The dissent found that the complaint should be dismissed for failure to state a claim because the complaint failed to allege a plausible basis for finding that AvMed caused plaintiffs to suffer identity theft. The dissenting judge argued that it was equally plausible that the identity thieves obtained the information from other third parties, not as a result of the AvMed breach.
The decision may have an impact on how parties view the viability of a class action following a data breach. The 11th Circuit noted this was the first such review of these issues before them – the ruling, however, may leave open what kind of damages suffice and how far from an incident an identity theft is plausibly related.

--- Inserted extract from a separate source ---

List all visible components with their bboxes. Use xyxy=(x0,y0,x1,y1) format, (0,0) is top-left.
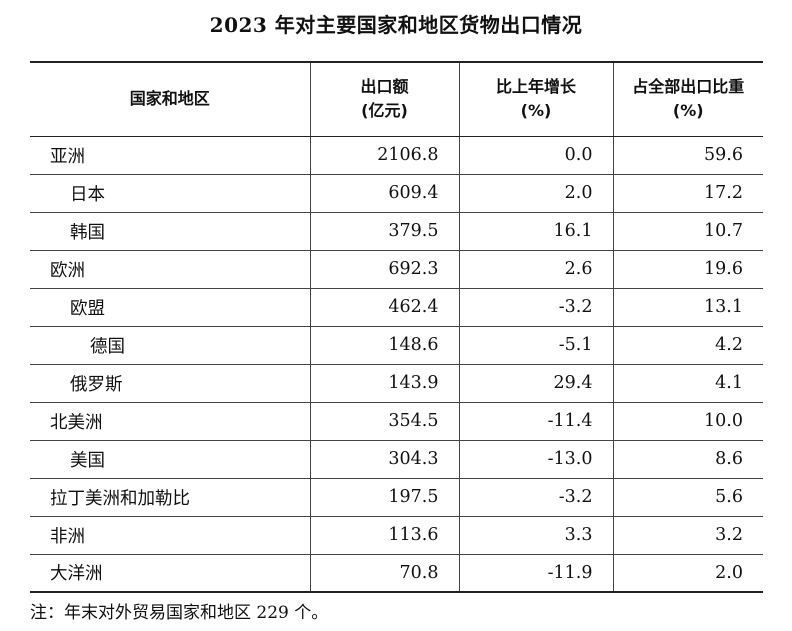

On September 22, 2012, Governor Jerry Brown signed a bill (A.B. 439) that allows defendants to use an affirmative defense to damage claims, where a HIPAA covered entity or business associate can establish certain actions or lack of harm. The existing law, Confidentiality of Medication Information Act (CMIA), prohibits a health care provider, contractor or health care service plan from dislcosing medical information regarding a patient without first obtaining authorization. The law allows an individual to bring an action against any person or entity who has negligently released records, also providing for statutory damages of $1,000 per record, i.e., nominal damages (no need to show actual damages). The new bill, effective Jan. 1, 2013, specifies that, in an action brought by an individual, a court may not award the “nominal” damage where the defendant is entitled to an affirmative defense. The affirmative defenses apply to HIPAA entities/business associates, who establish: that there was notification compliance; that the release of information was to another covered entity/business associate; that the release of the confidential information was not medical ID theft; and, that the defendant took appropriate preventive measures (security policies, encryption, retention procedures, remedial measures). Finally, if the affirmative defense is established, defendant shall not be liable for more than one judgment on the merits for releases of confidential informatoin arising out of the same event, transaction or occurrence.